(RV) L’Evangile de ce troisième dimanche de Carême nous montre Jésus chassant les marchands du Temple. Quelle colère de Jésus ! Il fait un fouet avec des cordes, jette par terre la monnaie des changeurs et renverse leur comptoir. Comment comprendre le comportement de Jésus ? Cela est d’autant plus étrange que ces marchands du Temple sont utiles. Ce sont eux qui fournissent les animaux pour les sacrifices que la Loi de Moïse impose.
Ce sont les paroles mêmes de Jésus qui nous permettent de comprendre son attitude : « Enlevez cela d’ici. Ne faites pas de la maison de mon Père une maison de trafic » (Jn 2,16). Le Temple est le lieu saint où s’exprime la relation d’Israël avec Dieu. Et ce lieu est devenu un lieu de trafic. Comme souvent dans l’Evangile selon saint Jean, les paroles de Jésus doivent être comprises dans un double sens. Bien sûr, il y a le trafic d’animaux qui fournit les victimes à offrir. Mais le trafic fait aussi allusion à la relation qu’Israël entretient avec Dieu. Le Seigneur s’intéresse au cœur de l’homme. Un sacrifice d’animal n’est pas à même de restaurer la relation avec Dieu. Ce que Dieu demande à l’homme, c’est la conversion du cœur. Le prophète Isaïe dit : « Ce peuple me glorifie de ses lèvres, mais son cœur est loin de moi » (Is 29,13). Tout au long de son passé, Israël est tenté de servir le Dieu Baal. Baal est le dieu de la pluie, cette pluie si nécessaire pour que la récolte soit bonne et que la vie du peuple soit assurée. Le dieu Baal demande des sacrifices d’animaux pour être contenté mais ne s’intéresse pas à la vie de l’homme. C’est ce type de relation que Jésus condamne avec violence aujourd’hui.
C’est le grand mystère de notre foi chrétienne. Le Seigneur s’intéresse à chacun de ses enfants. Il veut son bonheur et c’est pourquoi Jésus prononcera le discours des Béatitudes. Mais ce bonheur s’enracine dans l’attitude profonde de l’homme qui choisit d’accueillir Jésus dans sa vie, d’écouter sa parole et de la mettre en pratique. Quelque part, ce serait plus facile de devoir se soumettre à quelques actes extérieurs pour s’attirer la clémence divine. Mais si nous en restons là, notre soif d’aimer et d’être aimé ne sera jamais satisfaite. Nous sommes faits pour cette relation d’amour avec Dieu, et notre cœur est lent à croire que cela est possible, que le Seigneur nous aime et qu’il attend notre amour en retour. La colère de Jésus s’explique donc facilement si l’on considère, au cours des siècles, l’endurcissement du cœur des hommes qui ne parviennent pas à aimer Dieu comme un père aimant et miséricordieux. Il est alors nécessaire de tout renverser pour partir de nouveau, en prenant un autre chemin.
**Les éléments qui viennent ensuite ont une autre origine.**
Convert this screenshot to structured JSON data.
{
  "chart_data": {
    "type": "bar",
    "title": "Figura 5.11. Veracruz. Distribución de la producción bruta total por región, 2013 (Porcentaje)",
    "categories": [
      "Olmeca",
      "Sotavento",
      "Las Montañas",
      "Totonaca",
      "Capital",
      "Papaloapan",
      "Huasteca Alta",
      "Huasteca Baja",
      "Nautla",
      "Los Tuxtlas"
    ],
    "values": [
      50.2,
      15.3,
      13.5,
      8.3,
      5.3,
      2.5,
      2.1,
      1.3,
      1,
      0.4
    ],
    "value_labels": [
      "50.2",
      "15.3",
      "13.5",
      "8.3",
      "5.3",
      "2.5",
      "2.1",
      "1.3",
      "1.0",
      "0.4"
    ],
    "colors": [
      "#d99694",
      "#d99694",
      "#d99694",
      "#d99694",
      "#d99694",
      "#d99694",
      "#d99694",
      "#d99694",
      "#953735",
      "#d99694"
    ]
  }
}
En voyant Jésus agir ainsi, ses disciples se rappelèrent cette parole de l’Ecriture : « L’amour de ta maison fera mon tourment » (Jn 2,17). L’Evangile de ce jour nous conduit à revisiter notre amour pour l’Eglise. Sommes-nous zélés pour l’Eglise qui a été confiée à Pierre ? Les désaccords, les incompréhensions ne manquent sûrement pas. Nous aimerions une Eglise plus moderne ou plus traditionnelle, plus ouverte ou plus stricte ! Mais avant de vouloir changer l’Eglise, posons-nous cette question : « L’aimons-nous ? ». Si nous ne l’aimons pas, alors nous ne pourrons jamais apporter notre contribution pour qu’elle soit plus belle, plus authentique. En ce jour, demandons à l’Esprit Saint de nous renouveler dans l’amour de l’Eglise.